Film Comment‘s dipped into its archives and posted Tom Allen‘s piece on a retrospective that ran at Japan House in 1981. Besides arguing that Mizoguchi was the Japanese John Ford, he wrote of A Woman of Rumor (1954) that it’s “almost his only bittersweet movie. The personal motifs and tastes are all here. The increasingly supple long-shot, long-take camerawork. A geisha house not quite a brothel. Scenes of national music and theatre. Barbaric, grousing, new-breed businessmen. Ravishing ensemble scenes of women in their boudoirs. A female Mizoguchi icon ([Kinuyo] Tanaka) destroying herself for a greedy, worthless, manipulative man. And—the difference—there is Yoshiko Kuga as the daughter, who grows from suicide attempts over a jilting man and disgust with her mother’s work to a woman who discovers her self-worth and the communal support of women working together in a cultural institution. The film is a revelatory glimmer of hope in a career cut short by leukemia four films and seven downtrodden heroines later.”

Update, 5/3: “There’s no way to say this without sounding derivative, but I consider Mizoguchi to be not just the greatest Japanese director but one of the handful of the greatest filmmakers ever,” writes the New Yorker‘s Richard Brody. “He’s one of the most furious and fiercely critical political filmmakers of all time, in any country. He delves deeply into Japan’s cultural and political history in order to highlight grievous and still-unredressed injustices, and he also peers closely at his contemporary Japan and sees its moral horrors above all. His look at tradition is avid, thorough, and harsh; he can’t take his eyes off the wreckage that its wonders give rise to.”

'The Story of the Last Chrysanthemums'

‘The Story of the Last Chrysanthemums’

Update, 5/5: “Mizoguchi’s two-and-a-half-hour drama The Story of the Last Chrysanthemums, from 1939, is one of the cinema’s great outpourings of imaginative energy,” writes the New Yorker‘s Richard Brody. “The movie’s quasi-operatic crescendo owes as much to Mizoguchi’s exalted style as to his dramatic sense. In long takes of up to six minutes, he choreographs the actors in unison with the camera, which glides, pivots, and plunges to pursue characters to their emotional breaking point. His painterly framings have a teeming simplicity, with action spilling in from the margins and up from the background, entangling the characters in a web of conflicting forces.”

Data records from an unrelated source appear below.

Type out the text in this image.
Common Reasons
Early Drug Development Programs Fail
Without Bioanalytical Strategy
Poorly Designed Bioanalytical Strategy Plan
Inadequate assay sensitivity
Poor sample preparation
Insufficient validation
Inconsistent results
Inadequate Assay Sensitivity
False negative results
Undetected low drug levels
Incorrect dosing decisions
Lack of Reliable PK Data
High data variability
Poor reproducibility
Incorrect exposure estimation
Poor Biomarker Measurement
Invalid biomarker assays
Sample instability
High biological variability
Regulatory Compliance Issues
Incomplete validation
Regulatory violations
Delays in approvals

Updates, 5/7: More on Chrysanthemums at the L, where Jordan Cronk writes that “this heartrending romantic tragedy concerning the contradictions that challenge familial and matrimonial harmony exemplifies many of the formal and thematic interests for which its creator would eventually become known.”

“The attempt to rank geniuses like Mizoguchi, Kurosawa, and the third great Japanese master, Yasujiro Ozu, is actually profoundly silly,” argues Ian Buruma, writing for the New York Review of Books. “It is a miracle that three artists of their caliber worked more or less at the same time. And there were others, notably Mikio Naruse, who made the period from the early 1930s till the mid 1960s a golden age of Japanese cinema…. Mizoguchi, like other Japanese artists and writers of his era, was also strongly influenced by European Romanticism. He regarded himself as a Buddhist, but the Virgin Mary pops up in his imagery too, not always to the best effect…. Where Mizoguchi was a true Romantic was in his passion for his art. For this, no sacrifice, from himself and those who worked with him, was too great.”

Update, 5/12: Via Adrian Martin: Chika Kinoshita‘s 2007 dissertation, “Mise-en-scene of Desire: The Films of Kenji Mizoguchi.”

Update, 5/14: “Everybody grants that Mizoguchi makes magnificent images,” writes David Bordwell in an entry based on a talk he recently delivered at MOMI. “He has gone down in history as a pictorialist. But his pictorialism is of a peculiar kind…. It’s not surprising that Mizoguchi relies on the image; in his youth he studied painting (interestingly, Western-style painting at that)…. Most movie scenes consist of a story situation mapped onto the space; the style follows, emphasizes, or shapes the story’s presentation. Suppose, Mizoguchi seems to ask, that we start with an image and ask it to become a drama…. Instead of an image that is a vehicle for the story, the story is gradually born out of the changing image.”